The International Energy Agency (IEA) also holds this position, which was expressed in the monthly analysis of energy markets published yesterday. Global oil demand will decline by 1.2 million barrels per day in the current quarter, according to the IEA, while the pandemic’s negative effects will be felt in 2021.
Moreover, data from the EIA on crude oil reserves in the United States has exerted pressure on oil prices. For the week ended November 6, after a production-cut of 7.998 million barrels a week earlier, the indicator suddenly increased bringing the reduction of oil production to 4.278 million barrels, while analysts had predicted a decrease of 0.913 million barrels.
The continued growth of oil production in Libya is also worth noting.

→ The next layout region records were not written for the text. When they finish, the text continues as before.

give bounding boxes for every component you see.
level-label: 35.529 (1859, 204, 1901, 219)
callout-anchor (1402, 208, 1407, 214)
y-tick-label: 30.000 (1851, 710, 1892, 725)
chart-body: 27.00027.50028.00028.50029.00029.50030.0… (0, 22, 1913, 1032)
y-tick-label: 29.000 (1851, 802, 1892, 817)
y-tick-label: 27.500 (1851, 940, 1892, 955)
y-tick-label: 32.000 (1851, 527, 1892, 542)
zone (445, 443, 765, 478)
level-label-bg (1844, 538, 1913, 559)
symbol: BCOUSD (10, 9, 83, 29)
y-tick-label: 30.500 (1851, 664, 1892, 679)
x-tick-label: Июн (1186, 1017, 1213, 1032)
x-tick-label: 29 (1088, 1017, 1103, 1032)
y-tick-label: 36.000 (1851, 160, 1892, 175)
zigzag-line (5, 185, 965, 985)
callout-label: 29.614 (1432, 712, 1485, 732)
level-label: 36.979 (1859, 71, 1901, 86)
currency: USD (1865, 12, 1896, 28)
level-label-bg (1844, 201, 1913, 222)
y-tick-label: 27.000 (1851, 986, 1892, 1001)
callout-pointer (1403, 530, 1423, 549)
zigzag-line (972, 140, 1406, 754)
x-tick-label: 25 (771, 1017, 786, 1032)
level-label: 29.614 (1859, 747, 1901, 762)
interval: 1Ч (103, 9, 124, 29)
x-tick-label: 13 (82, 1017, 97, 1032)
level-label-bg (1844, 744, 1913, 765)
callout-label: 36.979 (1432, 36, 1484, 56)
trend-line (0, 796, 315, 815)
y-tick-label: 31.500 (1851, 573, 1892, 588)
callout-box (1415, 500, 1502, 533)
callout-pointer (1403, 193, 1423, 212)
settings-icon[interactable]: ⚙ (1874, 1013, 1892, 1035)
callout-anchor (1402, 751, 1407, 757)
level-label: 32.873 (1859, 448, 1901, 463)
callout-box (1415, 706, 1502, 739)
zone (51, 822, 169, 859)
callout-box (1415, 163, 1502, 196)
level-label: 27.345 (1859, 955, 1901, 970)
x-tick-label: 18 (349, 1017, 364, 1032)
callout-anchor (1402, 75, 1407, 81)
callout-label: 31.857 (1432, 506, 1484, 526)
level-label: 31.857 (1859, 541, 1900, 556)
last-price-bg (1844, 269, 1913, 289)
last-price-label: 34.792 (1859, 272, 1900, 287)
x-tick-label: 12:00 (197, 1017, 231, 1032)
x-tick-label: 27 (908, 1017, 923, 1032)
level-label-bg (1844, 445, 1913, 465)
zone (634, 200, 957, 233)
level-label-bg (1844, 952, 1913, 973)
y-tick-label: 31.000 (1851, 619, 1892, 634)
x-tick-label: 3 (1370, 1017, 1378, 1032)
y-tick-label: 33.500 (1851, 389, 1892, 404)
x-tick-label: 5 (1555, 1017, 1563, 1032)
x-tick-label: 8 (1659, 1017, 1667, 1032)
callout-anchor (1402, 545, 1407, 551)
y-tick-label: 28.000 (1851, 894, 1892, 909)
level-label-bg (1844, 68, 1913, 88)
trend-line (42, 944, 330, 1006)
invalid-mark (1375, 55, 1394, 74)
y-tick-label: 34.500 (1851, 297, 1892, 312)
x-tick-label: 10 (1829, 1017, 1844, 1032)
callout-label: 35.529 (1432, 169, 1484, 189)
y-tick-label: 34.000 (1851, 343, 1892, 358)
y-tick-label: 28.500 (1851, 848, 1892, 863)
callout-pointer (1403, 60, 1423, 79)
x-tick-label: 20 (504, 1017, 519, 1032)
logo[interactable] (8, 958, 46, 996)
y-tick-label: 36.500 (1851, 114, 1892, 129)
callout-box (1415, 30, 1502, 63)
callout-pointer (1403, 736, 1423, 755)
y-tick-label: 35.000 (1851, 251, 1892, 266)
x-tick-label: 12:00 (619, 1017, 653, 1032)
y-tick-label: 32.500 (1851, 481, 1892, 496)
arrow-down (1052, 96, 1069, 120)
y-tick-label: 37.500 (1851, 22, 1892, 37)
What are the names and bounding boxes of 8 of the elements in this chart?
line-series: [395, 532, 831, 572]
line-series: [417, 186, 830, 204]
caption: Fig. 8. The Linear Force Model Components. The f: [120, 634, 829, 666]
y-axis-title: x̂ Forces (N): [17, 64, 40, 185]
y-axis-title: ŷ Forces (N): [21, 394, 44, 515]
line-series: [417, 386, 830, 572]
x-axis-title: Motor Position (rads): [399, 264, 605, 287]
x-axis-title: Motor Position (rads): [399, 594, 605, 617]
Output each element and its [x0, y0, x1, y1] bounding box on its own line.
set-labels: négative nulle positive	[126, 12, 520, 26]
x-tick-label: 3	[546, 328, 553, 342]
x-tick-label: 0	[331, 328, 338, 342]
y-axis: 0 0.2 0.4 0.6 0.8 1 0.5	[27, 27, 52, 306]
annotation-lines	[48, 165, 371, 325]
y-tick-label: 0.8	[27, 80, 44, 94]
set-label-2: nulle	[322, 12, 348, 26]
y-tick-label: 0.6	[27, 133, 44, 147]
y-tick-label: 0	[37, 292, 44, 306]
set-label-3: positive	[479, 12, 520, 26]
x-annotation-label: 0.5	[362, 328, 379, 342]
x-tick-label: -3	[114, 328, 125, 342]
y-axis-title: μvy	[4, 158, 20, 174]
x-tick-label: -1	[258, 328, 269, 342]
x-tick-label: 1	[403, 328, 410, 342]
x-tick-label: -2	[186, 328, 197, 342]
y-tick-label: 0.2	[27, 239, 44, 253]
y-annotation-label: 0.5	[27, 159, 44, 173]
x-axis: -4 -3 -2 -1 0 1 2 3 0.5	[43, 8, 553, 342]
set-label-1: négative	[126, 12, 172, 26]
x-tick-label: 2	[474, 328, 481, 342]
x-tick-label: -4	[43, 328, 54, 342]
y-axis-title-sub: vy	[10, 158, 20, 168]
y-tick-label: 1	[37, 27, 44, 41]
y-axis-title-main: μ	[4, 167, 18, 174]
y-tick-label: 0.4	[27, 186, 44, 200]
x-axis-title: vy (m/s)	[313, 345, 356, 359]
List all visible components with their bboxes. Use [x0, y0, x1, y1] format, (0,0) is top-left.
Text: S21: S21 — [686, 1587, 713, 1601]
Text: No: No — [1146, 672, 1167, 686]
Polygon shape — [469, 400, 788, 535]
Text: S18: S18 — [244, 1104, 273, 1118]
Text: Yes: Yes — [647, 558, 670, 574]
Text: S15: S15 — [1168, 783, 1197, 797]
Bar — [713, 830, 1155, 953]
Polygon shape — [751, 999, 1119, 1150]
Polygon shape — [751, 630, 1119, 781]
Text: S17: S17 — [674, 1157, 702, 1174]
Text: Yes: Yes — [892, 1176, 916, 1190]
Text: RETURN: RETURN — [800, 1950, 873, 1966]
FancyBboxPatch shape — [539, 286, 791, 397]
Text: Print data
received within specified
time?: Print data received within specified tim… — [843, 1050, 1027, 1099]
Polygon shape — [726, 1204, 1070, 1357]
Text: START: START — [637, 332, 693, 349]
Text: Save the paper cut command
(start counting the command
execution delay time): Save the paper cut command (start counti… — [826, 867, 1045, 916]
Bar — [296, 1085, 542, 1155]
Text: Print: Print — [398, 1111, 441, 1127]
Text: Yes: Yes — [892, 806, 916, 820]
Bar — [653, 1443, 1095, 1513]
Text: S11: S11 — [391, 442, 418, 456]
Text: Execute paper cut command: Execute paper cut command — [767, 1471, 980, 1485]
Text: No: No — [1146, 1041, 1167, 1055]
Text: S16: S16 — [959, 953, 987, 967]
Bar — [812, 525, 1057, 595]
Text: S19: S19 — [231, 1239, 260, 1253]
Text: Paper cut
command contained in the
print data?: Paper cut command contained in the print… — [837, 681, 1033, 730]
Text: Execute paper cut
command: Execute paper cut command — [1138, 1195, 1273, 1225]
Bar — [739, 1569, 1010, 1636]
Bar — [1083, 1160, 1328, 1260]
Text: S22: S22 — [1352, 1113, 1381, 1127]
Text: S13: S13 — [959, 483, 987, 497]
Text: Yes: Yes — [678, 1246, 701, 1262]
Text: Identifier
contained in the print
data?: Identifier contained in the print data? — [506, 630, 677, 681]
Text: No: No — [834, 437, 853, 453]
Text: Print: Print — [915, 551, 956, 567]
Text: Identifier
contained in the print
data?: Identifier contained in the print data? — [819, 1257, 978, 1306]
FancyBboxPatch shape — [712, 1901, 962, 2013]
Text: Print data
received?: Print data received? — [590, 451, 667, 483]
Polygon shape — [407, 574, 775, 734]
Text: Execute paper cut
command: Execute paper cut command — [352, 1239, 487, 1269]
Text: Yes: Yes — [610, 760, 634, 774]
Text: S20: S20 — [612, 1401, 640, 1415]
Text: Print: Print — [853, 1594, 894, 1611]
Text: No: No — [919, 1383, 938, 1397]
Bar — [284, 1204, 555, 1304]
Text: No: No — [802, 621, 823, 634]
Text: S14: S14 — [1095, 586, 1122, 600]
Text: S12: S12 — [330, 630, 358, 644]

The amount of oil production in the country has already surpassed 1.1 million barrels a day according to the latest reports, and is close to the level of the pre-war blockade of 1.2 million barrels a day. Recall that Libya has not participated in the OPEC+ Production Limitation Agreement, and is thus not bound by the obligations of this Agreement. Certainly, in the light of weakening demand due to the pandemic, the increasing volumes of oil produced in the country may have a negative effect on the world prices of ‘black gold.’
At the same time, if the existing OPEC+ quotas are extended from January 2021, oil prices may get a boost. Currently, according to Bloomberg, the countries involved in the agreement are actively negotiating to delay the expected rise in oil production for a period of three to six months from the beginning of 2021.
As regards the oil market figures, the release of weekly data on the number of active drilling rigs in the United States by the American oil service company Baker Hughes will have to be monitored today which has increased by 5 units at the end of last week, to 226 units.